I Didn't Know I Was a Luddite

This week I had to take my husband to the doctor.  It seems he ate a bad piece of homemade deer sausage one of his teammates brought to his baseball game on Sunday.  Late Sunday night he woke up with violent shivering, fever, and nausea.  So next morning I drove him to see Dr. Y, our family doctor.  Dr. Y. is a good doctor, but besides that, we like him because he actually spends time with you.  He talks and explains and listens.  He remembers everything you told him last time, whether it was related to your health or not.  He knows about your parents (he has been the GP for James' parents for years) and your childhood.  He doesn't have substitutes that take his place when he's out.  It's a one-man office.  His wife mans the front desk, so it's a family operation.  (I have forgiven her for recommending botox treatments last time I was there.)   

But there's a downside to all this attention.  You can spend a lot of time in the waiting room.  And Dr. Y has the most egregious selection of reading material I'd ever seen this side of the Mexican border.  There were tattered copies of obscure health magazines (Prosthetics Today), battered L.L. Bean catalogs, and a few copies of
Sports Illustrated that were at least eight months old.  Even so, you had to wait your turn for those.  Oh, and ancient copies of Highlights
magazines for the kids, although I don't recall ever seeing children there.
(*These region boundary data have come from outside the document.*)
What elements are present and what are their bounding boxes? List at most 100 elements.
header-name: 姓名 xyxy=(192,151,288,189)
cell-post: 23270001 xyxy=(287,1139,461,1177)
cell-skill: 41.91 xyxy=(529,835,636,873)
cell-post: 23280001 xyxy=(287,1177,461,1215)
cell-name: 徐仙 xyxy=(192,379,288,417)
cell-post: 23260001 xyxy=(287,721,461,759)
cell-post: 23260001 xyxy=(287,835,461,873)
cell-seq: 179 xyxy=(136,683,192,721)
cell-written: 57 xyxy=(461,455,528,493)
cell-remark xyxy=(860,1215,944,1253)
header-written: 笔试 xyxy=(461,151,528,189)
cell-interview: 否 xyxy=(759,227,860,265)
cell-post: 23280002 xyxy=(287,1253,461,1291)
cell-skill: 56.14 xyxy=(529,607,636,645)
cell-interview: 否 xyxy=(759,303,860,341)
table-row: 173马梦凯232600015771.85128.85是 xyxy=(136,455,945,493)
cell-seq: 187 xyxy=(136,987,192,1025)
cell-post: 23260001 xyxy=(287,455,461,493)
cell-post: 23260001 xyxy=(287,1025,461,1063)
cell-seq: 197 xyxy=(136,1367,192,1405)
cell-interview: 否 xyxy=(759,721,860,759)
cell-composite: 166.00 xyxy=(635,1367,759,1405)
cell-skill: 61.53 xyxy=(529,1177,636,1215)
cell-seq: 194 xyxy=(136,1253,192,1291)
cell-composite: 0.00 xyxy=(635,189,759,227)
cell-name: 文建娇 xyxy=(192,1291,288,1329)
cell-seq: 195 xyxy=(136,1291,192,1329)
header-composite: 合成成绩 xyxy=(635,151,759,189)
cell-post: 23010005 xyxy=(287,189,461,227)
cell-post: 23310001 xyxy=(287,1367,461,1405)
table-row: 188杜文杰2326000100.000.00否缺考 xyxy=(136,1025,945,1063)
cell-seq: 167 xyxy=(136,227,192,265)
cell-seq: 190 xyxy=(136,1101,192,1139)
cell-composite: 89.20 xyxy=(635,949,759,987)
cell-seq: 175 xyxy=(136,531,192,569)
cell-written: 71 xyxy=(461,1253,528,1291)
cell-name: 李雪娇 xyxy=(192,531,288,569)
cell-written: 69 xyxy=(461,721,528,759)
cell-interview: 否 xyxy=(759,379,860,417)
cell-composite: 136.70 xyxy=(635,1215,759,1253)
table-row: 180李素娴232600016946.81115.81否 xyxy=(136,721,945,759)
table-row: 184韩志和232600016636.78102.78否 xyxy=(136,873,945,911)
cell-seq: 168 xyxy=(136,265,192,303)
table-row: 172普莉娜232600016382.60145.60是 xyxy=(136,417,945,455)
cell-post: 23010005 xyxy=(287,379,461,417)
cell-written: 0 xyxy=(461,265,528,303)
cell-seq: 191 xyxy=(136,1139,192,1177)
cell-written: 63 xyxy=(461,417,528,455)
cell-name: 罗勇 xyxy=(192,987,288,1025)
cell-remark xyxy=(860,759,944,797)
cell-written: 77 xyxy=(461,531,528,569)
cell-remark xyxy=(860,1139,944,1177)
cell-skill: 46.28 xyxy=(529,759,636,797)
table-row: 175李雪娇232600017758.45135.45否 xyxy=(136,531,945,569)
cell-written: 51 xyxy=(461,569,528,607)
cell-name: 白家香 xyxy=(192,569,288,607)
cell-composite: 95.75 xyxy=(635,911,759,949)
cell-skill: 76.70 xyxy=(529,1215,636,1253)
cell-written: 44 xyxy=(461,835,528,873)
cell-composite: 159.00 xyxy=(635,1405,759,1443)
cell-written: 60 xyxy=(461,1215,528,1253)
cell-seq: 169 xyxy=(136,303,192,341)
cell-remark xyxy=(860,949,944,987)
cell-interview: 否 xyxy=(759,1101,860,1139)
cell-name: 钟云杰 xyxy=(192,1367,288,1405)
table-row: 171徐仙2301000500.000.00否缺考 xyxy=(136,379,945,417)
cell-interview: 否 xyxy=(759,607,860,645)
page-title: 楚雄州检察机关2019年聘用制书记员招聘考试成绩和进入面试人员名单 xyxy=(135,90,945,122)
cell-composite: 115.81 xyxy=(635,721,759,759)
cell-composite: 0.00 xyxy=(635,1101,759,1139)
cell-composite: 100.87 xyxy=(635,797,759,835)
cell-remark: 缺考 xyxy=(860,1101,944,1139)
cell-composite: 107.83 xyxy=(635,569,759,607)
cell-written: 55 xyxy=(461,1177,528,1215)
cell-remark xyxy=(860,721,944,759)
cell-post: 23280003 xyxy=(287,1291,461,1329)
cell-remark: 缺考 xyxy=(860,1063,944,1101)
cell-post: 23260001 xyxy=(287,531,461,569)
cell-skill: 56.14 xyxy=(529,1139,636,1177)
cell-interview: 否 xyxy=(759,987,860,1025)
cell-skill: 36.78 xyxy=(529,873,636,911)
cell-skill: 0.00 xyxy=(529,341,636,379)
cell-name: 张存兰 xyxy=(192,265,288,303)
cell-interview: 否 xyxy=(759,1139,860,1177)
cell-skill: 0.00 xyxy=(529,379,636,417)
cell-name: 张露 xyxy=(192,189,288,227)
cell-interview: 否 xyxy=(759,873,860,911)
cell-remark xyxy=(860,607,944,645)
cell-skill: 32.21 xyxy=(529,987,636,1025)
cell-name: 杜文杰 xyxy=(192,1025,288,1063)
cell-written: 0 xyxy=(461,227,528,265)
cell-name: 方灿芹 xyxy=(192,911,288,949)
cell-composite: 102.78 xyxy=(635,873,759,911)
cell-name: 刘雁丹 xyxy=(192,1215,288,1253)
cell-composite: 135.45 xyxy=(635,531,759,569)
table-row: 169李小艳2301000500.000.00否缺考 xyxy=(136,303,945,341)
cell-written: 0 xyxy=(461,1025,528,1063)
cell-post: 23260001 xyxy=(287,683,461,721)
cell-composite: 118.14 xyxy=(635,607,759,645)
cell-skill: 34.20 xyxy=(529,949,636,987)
But on Monday, as soon as we walked into the waiting room I could see the difference.  There were neat stacks of
National Geographics, recent copies of Sports Illustrated, even a magazine I'd never heard of called More, subtitled "For the Woman with Style and Substance."  I leafed through More and didn't find anything interesting, so I guess I have neither style nor substance.  Finally I settled down with a National Geographic
.  By the time they called James' name, I had read all about the migrating habits of zebras in an obscure African game reserve. 

Even more enlightening, I read part of an article about "Luddites."  I'd heard the term before but never knew what it meant.  Now I realize that I
am
a Luddite!  No, it's not an off-the-wall religious cult.  It's a term for people who hate technology.  Back in the old days, they did things like take sledge hammers to printing presses.  Nowadays, I'm not sure what activities they pursue (I didn't have time to finish the article).  Maybe they just do what I do:  complain a lot about technology they don't understand and occasionally wail, "I hate technology!" 

For example, I don't have an iPhone.  I just recently got an iPod, only because my husband bought me one for my birthday.  I was the last person of my acquaintance to get a cell phone (except my brother John, who still doesn't have one).  I never feel the compulsion to upgrade to the newest computer, phone, or TV.  I still read regular books, not Kindles. 

The other day I was railing to my daughter about something I couldn't figure out on my computer, and in my despair I cried out, "I'm out of it and proud of it!"  So that's my new mantra.